Bu düğünler önceden evlerde yapılırken şimdi otellerde yani düğün salonlarda yapılmaktadır. Gelini alma saati yaklaşınca misafirler hazırlanır, arabalar çiçeklerle süslenir. Gelini almaya davet edilen erkeklerin ve kadınların çoğu arabalarla gider. Ama damat ve damadın annesi gelin almaya gitmez. Gelini almaya gelenler gene düğün salonlarda karşılanırlar. Orada verilen ikramın bitirilmesinden sonra salondan ayrılırlar. Gelinliğini giyen ve bol miktarda çeşitli altın takılarını takan gelinin başına bir tülbent takılır ve kendisi biraz gerçek hüzünden bir az da adet gereği sesini bir az yükselterek ağlamaya başlar. Arabalar konvoy halinden oradan ayrılırlar ve damadın bulunduğu yere giderler. Düğün salonuna ulaşıldığında gelini arabadan saygın ve yaşlı olan kişiler elerinden tutarak indirirler. Gelin akıllı olup olmadığını tespit etmek için arabadan inmeden, arabanın kapısının önünde örtülü halde birkaç yumurta koyarlar. Gelin yumurtaların üzerine basarsa çalışkan, uyanık vs olmadığı şeklinde değerlendirirler. Aksi takdirde çalışkan ve uyanık olduğunu söylerler. Bu davranışın bir halk inancı olduğunu söylemek gerekir. Bu olaydan sonra damat yaklaşır ve düğün salonuna gelinle beraber girerler. Bir az daha tören devam eder ve nihayet bulur.

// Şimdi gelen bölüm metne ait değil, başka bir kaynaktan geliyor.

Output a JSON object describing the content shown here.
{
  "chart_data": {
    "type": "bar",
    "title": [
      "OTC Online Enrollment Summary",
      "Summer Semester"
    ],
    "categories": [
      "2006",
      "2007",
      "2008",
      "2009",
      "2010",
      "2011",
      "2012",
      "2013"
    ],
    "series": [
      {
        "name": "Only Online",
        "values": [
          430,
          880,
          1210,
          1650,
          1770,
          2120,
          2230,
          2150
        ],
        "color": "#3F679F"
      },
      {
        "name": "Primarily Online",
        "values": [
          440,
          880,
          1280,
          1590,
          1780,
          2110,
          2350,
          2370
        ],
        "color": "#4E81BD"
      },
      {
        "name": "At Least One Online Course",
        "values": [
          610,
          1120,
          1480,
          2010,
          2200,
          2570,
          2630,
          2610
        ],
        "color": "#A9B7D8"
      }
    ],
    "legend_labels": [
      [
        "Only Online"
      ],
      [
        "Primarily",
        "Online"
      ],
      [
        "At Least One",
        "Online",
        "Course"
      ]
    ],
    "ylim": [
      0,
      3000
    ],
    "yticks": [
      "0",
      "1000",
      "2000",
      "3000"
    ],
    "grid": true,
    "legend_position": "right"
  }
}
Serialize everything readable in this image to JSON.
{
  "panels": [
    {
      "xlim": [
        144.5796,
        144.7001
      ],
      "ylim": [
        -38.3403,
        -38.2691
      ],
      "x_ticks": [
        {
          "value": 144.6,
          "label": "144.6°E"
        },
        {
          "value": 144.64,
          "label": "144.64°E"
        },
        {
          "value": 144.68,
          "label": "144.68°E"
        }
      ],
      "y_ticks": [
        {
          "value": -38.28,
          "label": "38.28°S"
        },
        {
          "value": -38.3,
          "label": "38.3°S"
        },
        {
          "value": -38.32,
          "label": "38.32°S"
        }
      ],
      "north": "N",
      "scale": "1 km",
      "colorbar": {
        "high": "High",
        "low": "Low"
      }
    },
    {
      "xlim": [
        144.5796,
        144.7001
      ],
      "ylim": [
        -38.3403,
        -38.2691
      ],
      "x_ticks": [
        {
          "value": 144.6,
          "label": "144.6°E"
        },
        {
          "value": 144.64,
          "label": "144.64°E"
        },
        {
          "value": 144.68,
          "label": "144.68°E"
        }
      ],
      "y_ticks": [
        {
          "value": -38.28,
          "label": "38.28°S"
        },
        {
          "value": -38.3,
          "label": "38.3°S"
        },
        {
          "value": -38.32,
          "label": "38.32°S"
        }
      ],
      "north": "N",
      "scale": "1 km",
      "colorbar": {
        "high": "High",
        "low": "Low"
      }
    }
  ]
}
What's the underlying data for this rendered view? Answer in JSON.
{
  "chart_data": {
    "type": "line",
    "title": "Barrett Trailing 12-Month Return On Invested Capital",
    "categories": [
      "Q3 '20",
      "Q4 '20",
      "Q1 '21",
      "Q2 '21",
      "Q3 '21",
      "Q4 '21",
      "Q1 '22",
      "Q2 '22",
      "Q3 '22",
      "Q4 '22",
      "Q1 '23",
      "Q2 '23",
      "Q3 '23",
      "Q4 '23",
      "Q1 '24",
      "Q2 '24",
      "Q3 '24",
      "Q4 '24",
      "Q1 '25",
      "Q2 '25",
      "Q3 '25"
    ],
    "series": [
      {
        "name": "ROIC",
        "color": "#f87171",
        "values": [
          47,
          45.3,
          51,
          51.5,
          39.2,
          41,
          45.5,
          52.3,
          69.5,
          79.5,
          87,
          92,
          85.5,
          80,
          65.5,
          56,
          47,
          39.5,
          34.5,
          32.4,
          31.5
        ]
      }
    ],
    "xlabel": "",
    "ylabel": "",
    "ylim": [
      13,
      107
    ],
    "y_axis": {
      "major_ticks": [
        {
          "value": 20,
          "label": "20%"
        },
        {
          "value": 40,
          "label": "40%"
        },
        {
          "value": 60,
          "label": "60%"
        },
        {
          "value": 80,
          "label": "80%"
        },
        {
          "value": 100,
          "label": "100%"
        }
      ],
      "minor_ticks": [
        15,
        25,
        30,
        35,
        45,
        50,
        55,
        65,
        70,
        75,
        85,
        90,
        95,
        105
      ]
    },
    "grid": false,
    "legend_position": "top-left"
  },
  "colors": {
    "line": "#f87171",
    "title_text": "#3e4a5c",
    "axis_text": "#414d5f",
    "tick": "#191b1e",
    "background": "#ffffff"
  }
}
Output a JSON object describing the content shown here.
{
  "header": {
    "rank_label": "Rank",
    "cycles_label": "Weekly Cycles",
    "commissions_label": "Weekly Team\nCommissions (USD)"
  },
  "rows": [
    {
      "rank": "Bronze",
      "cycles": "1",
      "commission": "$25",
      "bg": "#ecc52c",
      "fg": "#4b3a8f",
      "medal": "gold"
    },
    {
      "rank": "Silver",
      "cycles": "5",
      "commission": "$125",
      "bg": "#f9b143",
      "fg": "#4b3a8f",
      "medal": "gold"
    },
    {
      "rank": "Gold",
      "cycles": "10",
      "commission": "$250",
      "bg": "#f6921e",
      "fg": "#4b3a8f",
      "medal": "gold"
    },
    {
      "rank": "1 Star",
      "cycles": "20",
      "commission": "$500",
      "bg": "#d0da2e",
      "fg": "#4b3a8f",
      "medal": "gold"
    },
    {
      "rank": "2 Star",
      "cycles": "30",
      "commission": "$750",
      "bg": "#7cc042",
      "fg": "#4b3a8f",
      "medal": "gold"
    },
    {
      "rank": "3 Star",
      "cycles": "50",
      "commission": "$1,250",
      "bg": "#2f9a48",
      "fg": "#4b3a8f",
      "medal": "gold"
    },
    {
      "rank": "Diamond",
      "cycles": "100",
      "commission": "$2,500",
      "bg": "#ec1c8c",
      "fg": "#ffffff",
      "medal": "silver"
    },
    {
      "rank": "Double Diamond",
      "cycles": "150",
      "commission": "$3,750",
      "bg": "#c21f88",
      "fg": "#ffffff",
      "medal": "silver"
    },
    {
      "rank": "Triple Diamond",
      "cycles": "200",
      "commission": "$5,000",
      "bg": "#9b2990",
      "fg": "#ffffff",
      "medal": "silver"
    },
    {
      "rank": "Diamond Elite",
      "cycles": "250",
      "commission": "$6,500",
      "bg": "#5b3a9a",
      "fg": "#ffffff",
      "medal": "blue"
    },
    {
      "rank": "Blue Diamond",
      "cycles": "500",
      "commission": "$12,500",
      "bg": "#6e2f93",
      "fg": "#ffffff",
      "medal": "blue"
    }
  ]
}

Akşam’da ise damat gerdek odasına gizlice girmeye çalışır. Çünkü etrafında toplanmış akraba gençleri tarafından hafifçe dövülme âdeti vardır. Ertesi sabah kahvaltıdan sonra gelin bulunan herkesin elini öper ve avluda bulunan herhangi bir çeşmenin yanına gitmesi için götürüler. Çeşmeden su alır ve küçük bir çocuğun

yüzünü yıkar. Öğleden sonra, kızın ailesinden birkaç kadın, genç kız ve erkek kardeşleri gelin olmuş kardeşini görmeye gelir ve beraberinde hediyeler de getiriler.

Düğün için yapılan masraflar çoktur. Ancak davet edilen misafirlerin tamamı bir miktar para zarfa koyarak yardımcı olmaya çalışmaktadırlar. Bu miktar 10 €’dan başlar. Çok yakın akraba ise 50 veya 100 €’ya kadar çıkar. Bu sosyal dayanışma örneğini oluşturan gelenek damadın ailesine çok yardımcı olmaktadır.

Kız isteme, nişan ve düğün merasimlerini sergilemeye çalıştığımız bu araştırmaya, köyden köye, köyden şehre ve bir etnik grubundan başka bir etnik gruba göre değişen ve her bölgenin veya etnik grubunun kendine has olan gelenek ve göreneklerinin tamamını alamadığımızı belirtmek gerekir. Tek başına ciddi bir araştırmaya konu olabilen bu hususların ancak asgari ortak noktaları ele alınmaya gayret edilmiştir.